A Ukrainian deeptech startup is launching a charity NFT project to sell AI-generated artworks with the twin goal of raising money to support people affected by the war of aggression and also – it hopes – keep attention locked on the conflict as it approaches its fourth month , with many in the country concerned that the world’s focus is flagging.
The collection of AI-generated ‘artworks’ depict various events, moments and people that have featured in the war – including many reported events such as the attack on Snake Island or the Russian ‘Moscow’ cruiser on fire.
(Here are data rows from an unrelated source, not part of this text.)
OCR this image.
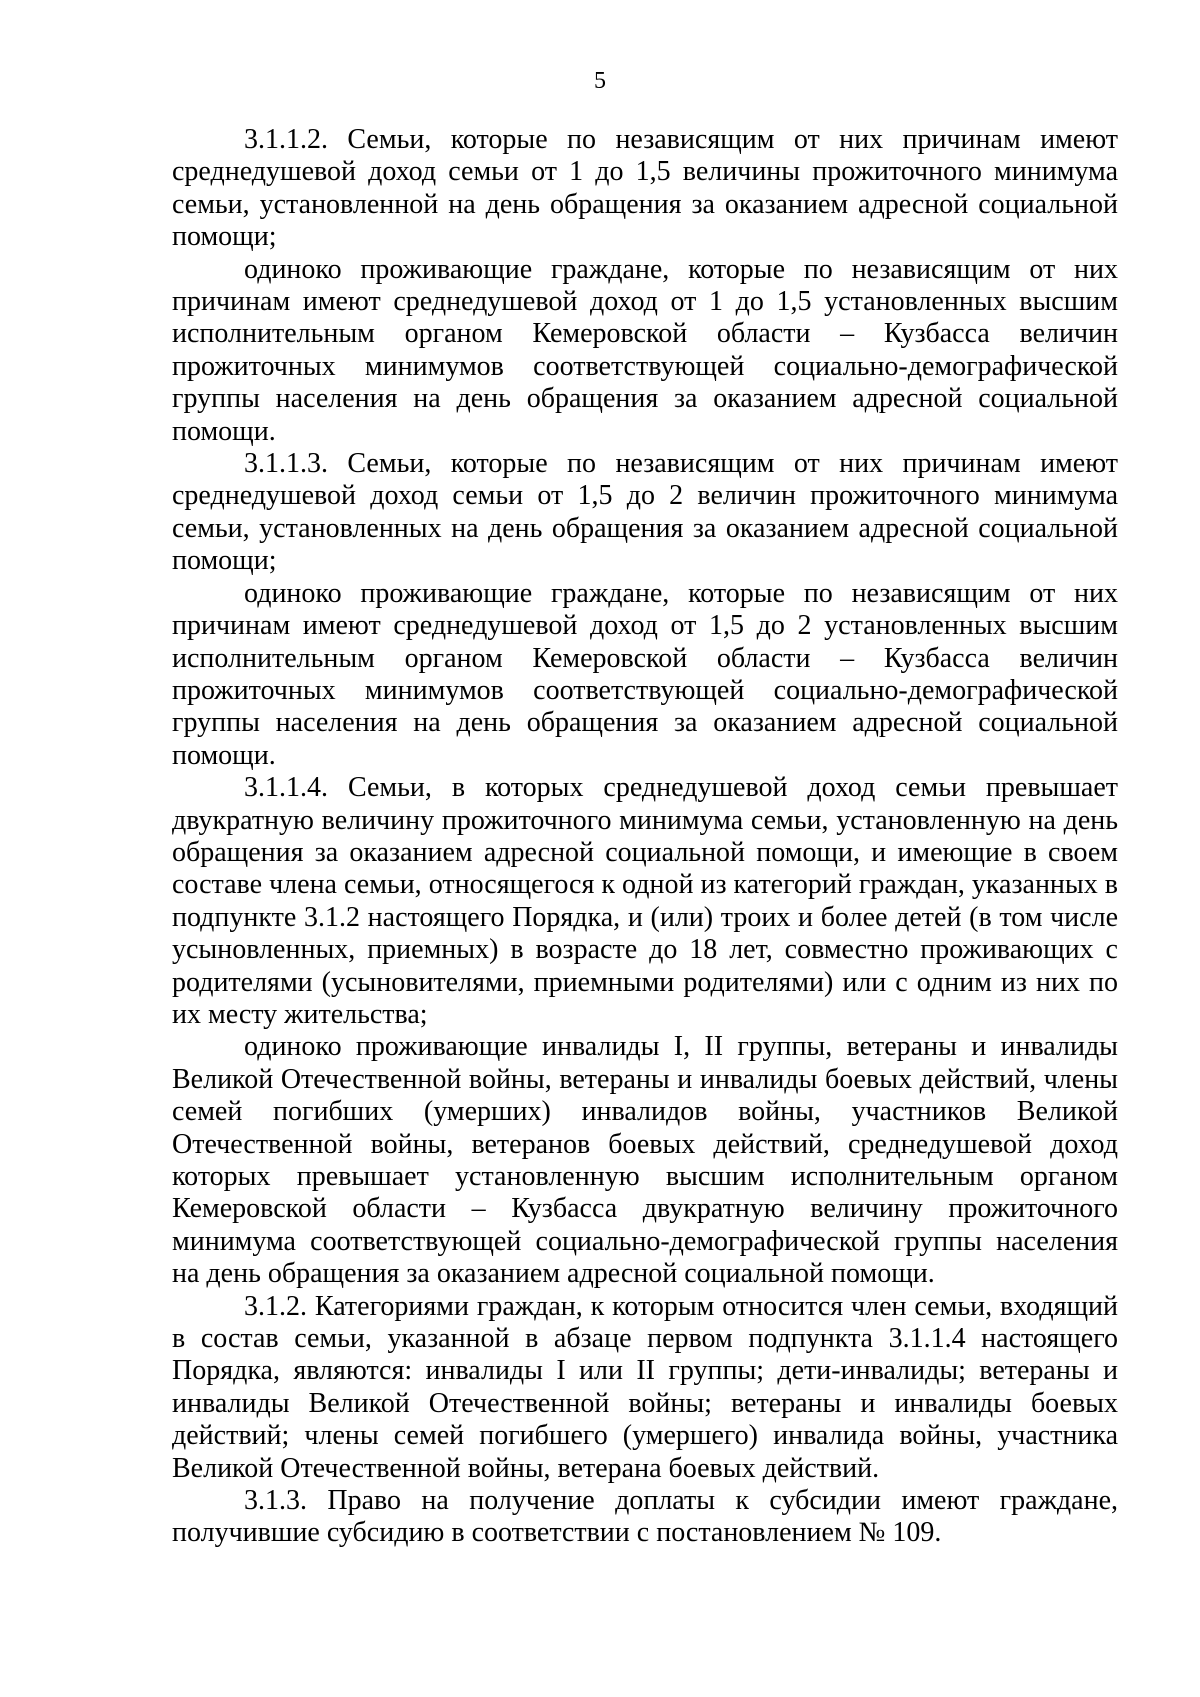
5

3.1.1.2. Семьи, которые по независящим от них причинам имеют среднедушевой доход семьи от 1 до 1,5 величины прожиточного минимума семьи, установленной на день обращения за оказанием адресной социальной помощи;

одиноко проживающие граждане, которые по независящим от них причинам имеют среднедушевой доход от 1 до 1,5 установленных высшим исполнительным органом Кемеровской области – Кузбасса величин прожиточных минимумов соответствующей социально-демографической группы населения на день обращения за оказанием адресной социальной помощи.

3.1.1.3. Семьи, которые по независящим от них причинам имеют среднедушевой доход семьи от 1,5 до 2 величин прожиточного минимума семьи, установленных на день обращения за оказанием адресной социальной помощи;

одиноко проживающие граждане, которые по независящим от них причинам имеют среднедушевой доход от 1,5 до 2 установленных высшим исполнительным органом Кемеровской области – Кузбасса величин прожиточных минимумов соответствующей социально-демографической группы населения на день обращения за оказанием адресной социальной помощи.

3.1.1.4. Семьи, в которых среднедушевой доход семьи превышает двукратную величину прожиточного минимума семьи, установленную на день обращения за оказанием адресной социальной помощи, и имеющие в своем составе члена семьи, относящегося к одной из категорий граждан, указанных в подпункте 3.1.2 настоящего Порядка, и (или) троих и более детей (в том числе усыновленных, приемных) в возрасте до 18 лет, совместно проживающих с родителями (усыновителями, приемными родителями) или с одним из них по их месту жительства;

одиноко проживающие инвалиды I, II группы, ветераны и инвалиды Великой Отечественной войны, ветераны и инвалиды боевых действий, члены семей погибших (умерших) инвалидов войны, участников Великой Отечественной войны, ветеранов боевых действий, среднедушевой доход которых превышает установленную высшим исполнительным органом Кемеровской области – Кузбасса двукратную величину прожиточного минимума соответствующей социально-демографической группы населения на день обращения за оказанием адресной социальной помощи.

3.1.2. Категориями граждан, к которым относится член семьи, входящий в состав семьи, указанной в абзаце первом подпункта 3.1.1.4 настоящего Порядка, являются: инвалиды I или II группы; дети-инвалиды; ветераны и инвалиды Великой Отечественной войны; ветераны и инвалиды боевых действий; члены семей погибшего (умершего) инвалида войны, участника Великой Отечественной войны, ветерана боевых действий.

3.1.3. Право на получение доплаты к субсидии имеют граждане, получившие субсидию в соответствии с постановлением № 109.
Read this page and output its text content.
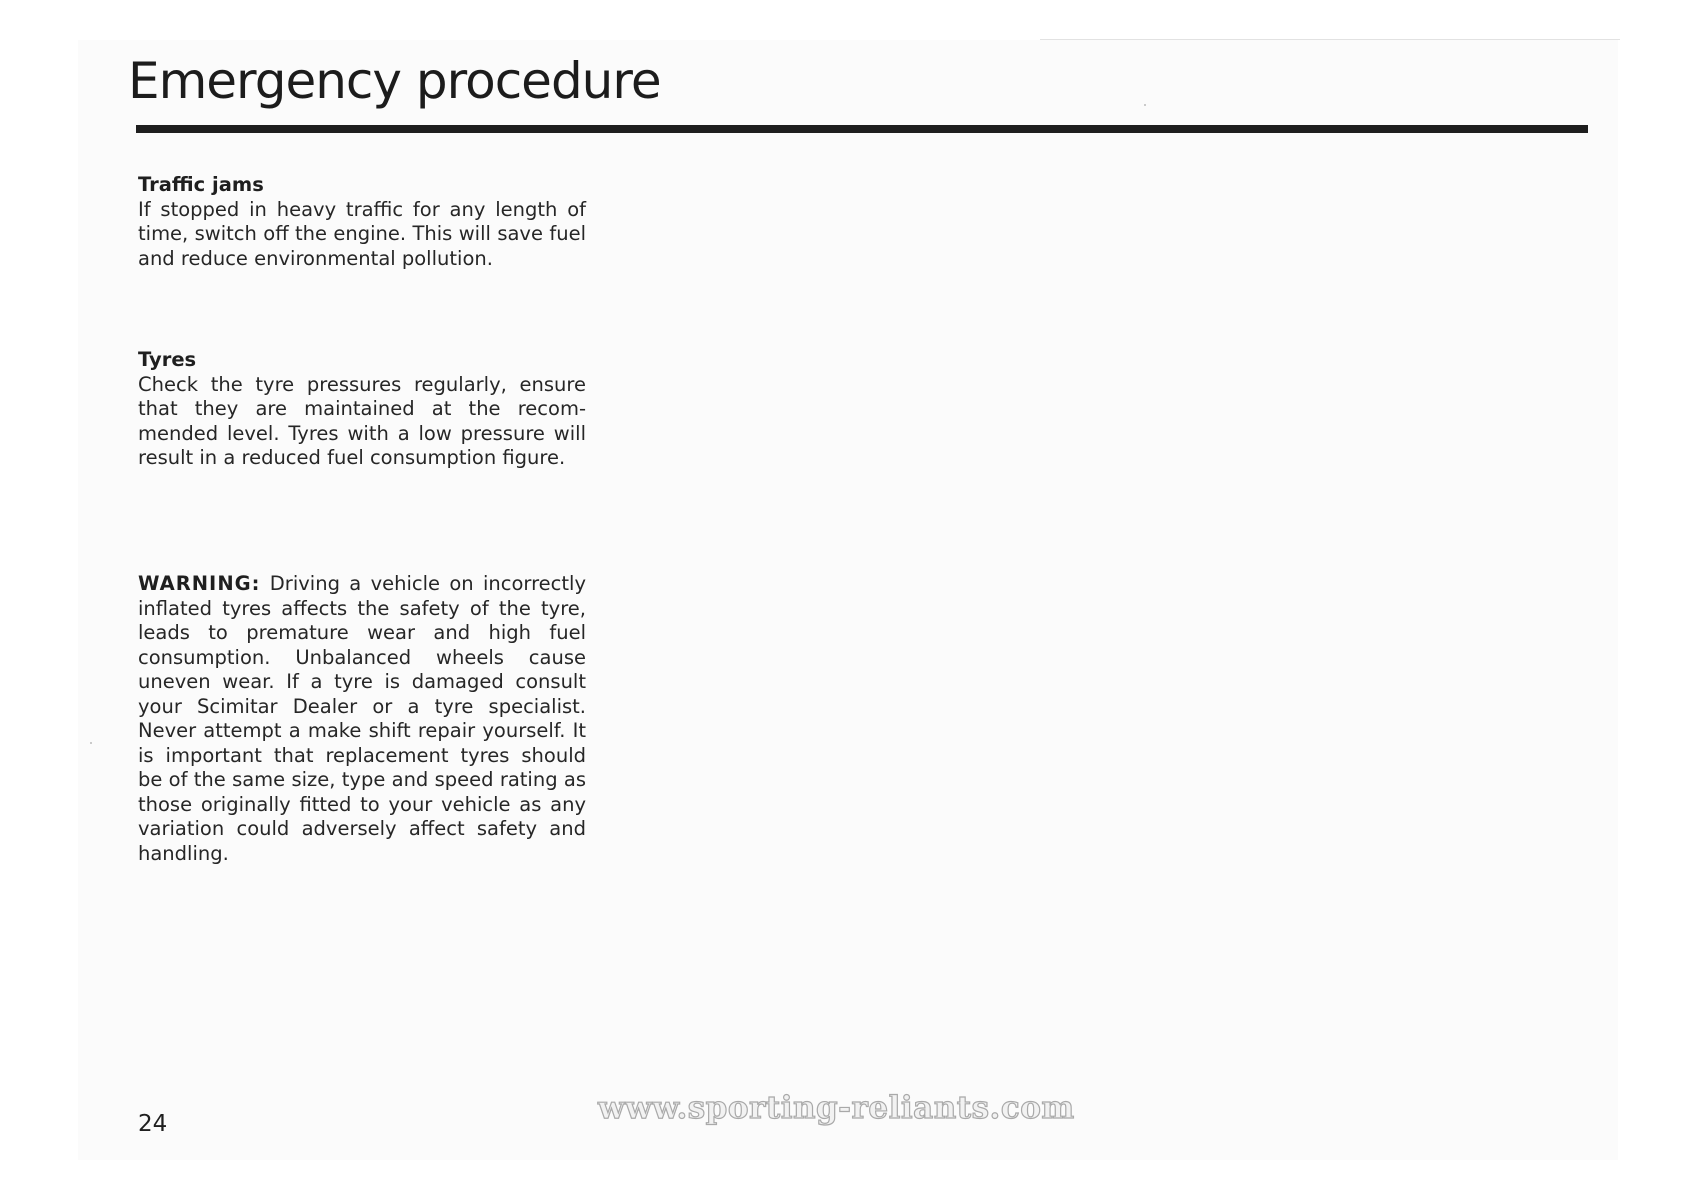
Emergency procedure
Traffic jams
If stopped in heavy traffic for any length of time, switch off the engine. This will save fuel and reduce environmental pollution.
Tyres
Check the tyre pressures regularly, ensure that they are maintained at the recommended level. Tyres with a low pressure will result in a reduced fuel consumption figure.
WARNING: Driving a vehicle on incorrectly inflated tyres affects the safety of the tyre, leads to premature wear and high fuel consumption. Unbalanced wheels cause uneven wear. If a tyre is damaged consult your Scimitar Dealer or a tyre specialist. Never attempt a make shift repair yourself. It is important that replacement tyres should be of the same size, type and speed rating as those originally fitted to your vehicle as any variation could adversely affect safety and handling.
24	www.sporting-reliants.com
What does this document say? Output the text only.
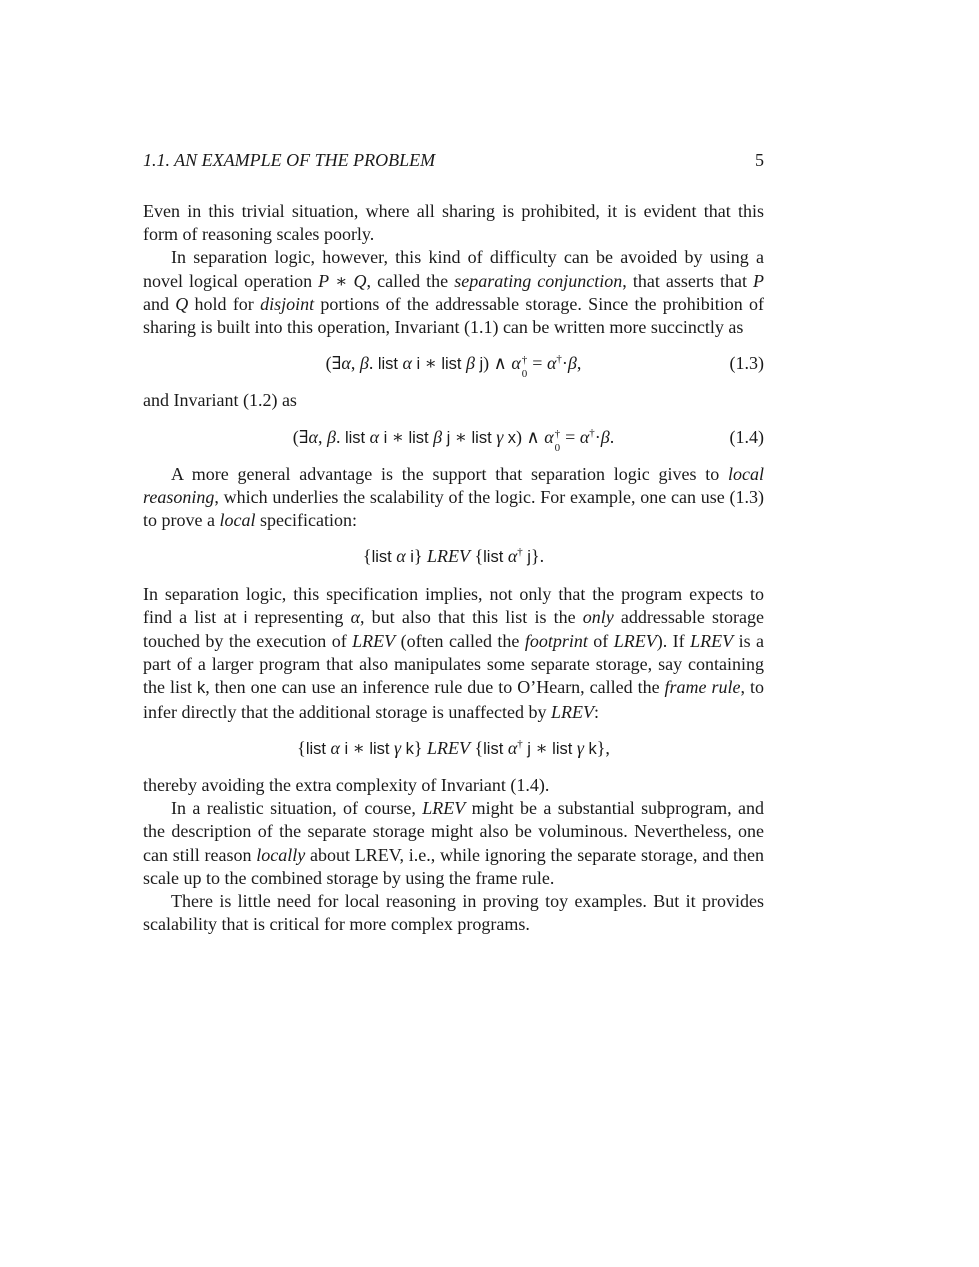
1.1. AN EXAMPLE OF THE PROBLEM	5

Even in this trivial situation, where all sharing is prohibited, it is evident that this form of reasoning scales poorly.

In separation logic, however, this kind of difficulty can be avoided by using a novel logical operation P ∗ Q, called the separating conjunction, that asserts that P and Q hold for disjoint portions of the addressable storage. Since the prohibition of sharing is built into this operation, Invariant (1.1) can be written more succinctly as

(∃α, β. list α i ∗ list β j) ∧ α †
0
= α†·β,	(1.3)

and Invariant (1.2) as

(∃α, β. list α i ∗ list β j ∗ list γ x) ∧ α †
0
= α†·β.	(1.4)

A more general advantage is the support that separation logic gives to local reasoning, which underlies the scalability of the logic. For example, one can use (1.3) to prove a local specification:

{list α i} LREV {list α† j}.

In separation logic, this specification implies, not only that the program expects to find a list at i representing α, but also that this list is the only addressable storage touched by the execution of LREV (often called the footprint of LREV). If LREV is a part of a larger program that also manipulates some separate storage, say containing the list k, then one can use an inference rule due to O’Hearn, called the frame rule, to infer directly that the additional storage is unaffected by LREV:

{list α i ∗ list γ k} LREV {list α† j ∗ list γ k},

thereby avoiding the extra complexity of Invariant (1.4).

In a realistic situation, of course, LREV might be a substantial subprogram, and the description of the separate storage might also be voluminous. Nevertheless, one can still reason locally about LREV, i.e., while ignoring the separate storage, and then scale up to the combined storage by using the frame rule.

There is little need for local reasoning in proving toy examples. But it provides scalability that is critical for more complex programs.
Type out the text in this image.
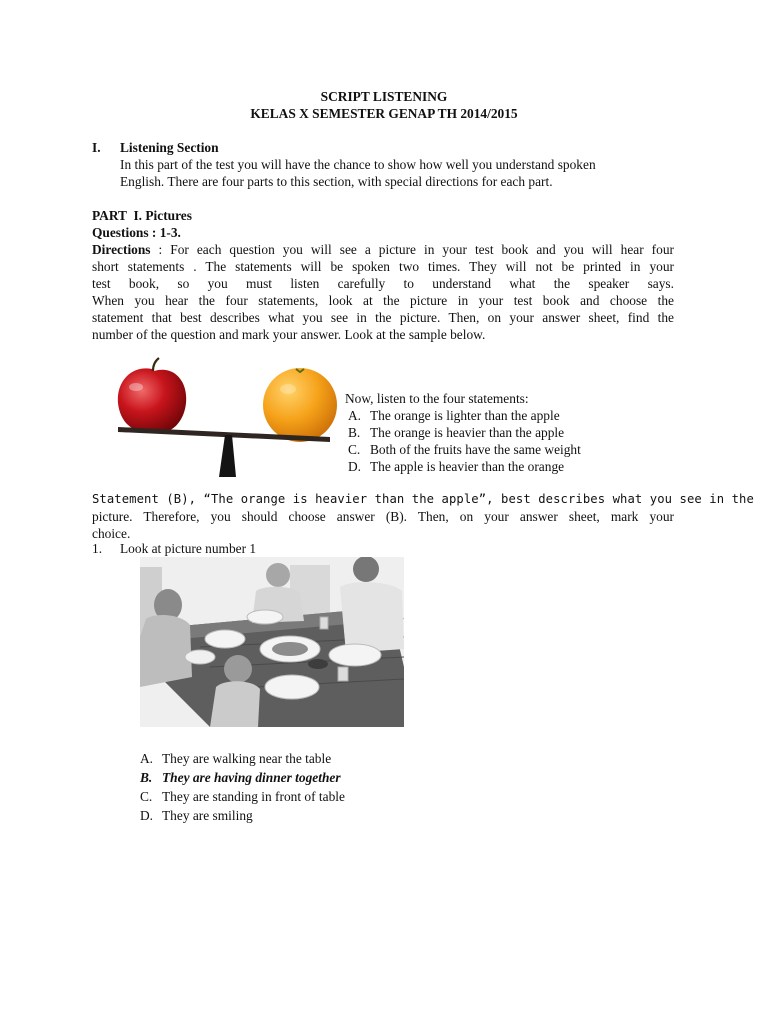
SCRIPT LISTENING
KELAS X SEMESTER GENAP TH 2014/2015
I. Listening Section
In this part of the test you will have the chance to show how well you understand spoken
English. There are four parts to this section, with special directions for each part.
PART  I. Pictures
Questions : 1-3.
Directions : For each question you will see a picture in your test book and you will hear four
short statements . The statements will be spoken two times. They will not be printed in your
test book, so you must listen carefully to understand what the speaker says.
When you hear the four statements, look at the picture in your test book and choose the
statement that best describes what you see in the picture. Then, on your answer sheet, find the
number of the question and mark your answer. Look at the sample below.
Now, listen to the four statements:
A. The orange is lighter than the apple
B. The orange is heavier than the apple
C. Both of the fruits have the same weight
D. The apple is heavier than the orange
Statement (B), “The orange is heavier than the apple”, best describes what you see in the
picture. Therefore, you should choose answer (B). Then, on your answer sheet, mark your
choice.
1. Look at picture number 1
A. They are walking near the table
B. They are having dinner together
C. They are standing in front of table
D. They are smiling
There are also more general scenes from the war on show, such as scenes of locals sheltering in subways or the shelling of Ukrainian cities.
Another of the artworks (pictured above) is a portrait of Ukraine’s indefatigable president Zelenskyy – accompanied by a text description recalling his refusal to leave the country soon after Russia invaded and his request that the West send weapons instead.
The generative artworks have all been rendered in a heroic, oil painterly style by the startup’s AI software.
The Sirens Gallery, as the project is named, is showcasing more of the collection – which will comprise close to 2,000 artworks in total – on its website.
The team behind the project hails from a game development-focused startup, called ZibraAI, which has most of its staff based inside Ukraine. They’ve drawn on their expertise in machine learning and content generation technologies to create a neural network pipeline that generates art from text descriptions, as COO Roman Mogylnyi – who is also a co-founder (and former CEO) of the AI face-swap app, Reface – tells it.
The AI tech is operating in the same ballpark as OpenAI’s DALL-E transformer language model – which has been grabbing online attention in recent months as web users have been able to plug in their own text prompts to get almost instant (but typically hit and miss ) illustrations on-demand.
Albeit, in this case the AI model was trained on imagery from the Ukraine war – including, by the looks of it, this iconic photo of a soldier standing in a ray of light inside the Azovstal steelworks in Mariupol, among others.
“We created the whole tech and we fine-tuned it a little bit on the pictures from the war,” confirms Mogylnyi, who says their first focus was on making the model’s output “look like artworks”. “It was fine-tuned for the events of the war because if you just type in some events from Mariupol in general, the usual neural networks won’t do that. So that’s why some images may seem familiar… because they were in a fine-tuning data set. ”
“We looked at different approaches… but we always make our own technologies,” he also tells TechCrunch, discussing how similar the tech is compared to other transformer language models. “It has text inputs that you type in and then you get the artwork. Also a lot of work was done because it took quite a lot of time to make it look like real artworks – and in a good way. ”
The style of the artworks intentionally evokes a heroic (or well tragic-heroic) look. And the use of AI to automate the production of such works could end up opening a new chapter in the history of war propaganda art, depending on how impactful this sort of material proves to be.
“We wanted to praise the courage of the people of Ukraine who are doing different stuff from volunteering to fighting,” confirms Mogylnyi, adding: “We cherry-picked the events.”
He also says the team engaged in plenty of human curation – saying they probably generated between 3x and 4x more images in total to narrow the Sirens collection down to a total of 1,991 images that will be put up for sale as NFTs (aka, non- fungible tokens or, more basically, digital collectables), starting from Friday – with the goal of raising up to $ 2M for their two chosen local charities. (The starting price for NFT will be $ 100.)
The two Ukrainian charities the team has chosen to support are Dobro.ua, which is focused on providing assistance to children in hospitals during the war; and Unchain.fund – a “crypto-native” charity organization which says it aims to provide timely humanitarian assistance to Ukrainians affected by the war such as by sending cash assistance payments to mothers direct to a mobile wallet.
The charities’ crypto wallets have been integrated into a smart contract of the Sirens NFT sales – meaning the money raised should be transferred to them directly on the completion of the sales. “By purchasing Sirens Gallery NFTs, buyers are directly helping to rescue children and adults who are suffering from the war in Ukraine and are forced to remain in danger,” the team adds.
The first drop of 661 NFT artworks will take place this Friday at OpenSea, followed by another two drops of a similar amount of NFTs in the coming weeks.
Asked why the team decided to sell the AI-generated war artworks as NFTs – which demands a certain level of crypto-savvy among buyers (potentially restricting the pool of people who are able to support the project) – Mogylnyi responds by emphasizing Ukraine’s technology spirit ”which he says is driving its eager embrace of Web3 technologies.
He also points to how much cryptocurrency the Ukrainian government has been able to raise to support war efforts and for humanitarian needs by making appeals for crypto donations – further noting the country’s Ministry of Digital Transformation is an official backer of the Sirens Project so will also be showcasing the NFTs for sale. “They have a link on their website where they show the NFT collections that they support that are raising money for donations for Ukraine.”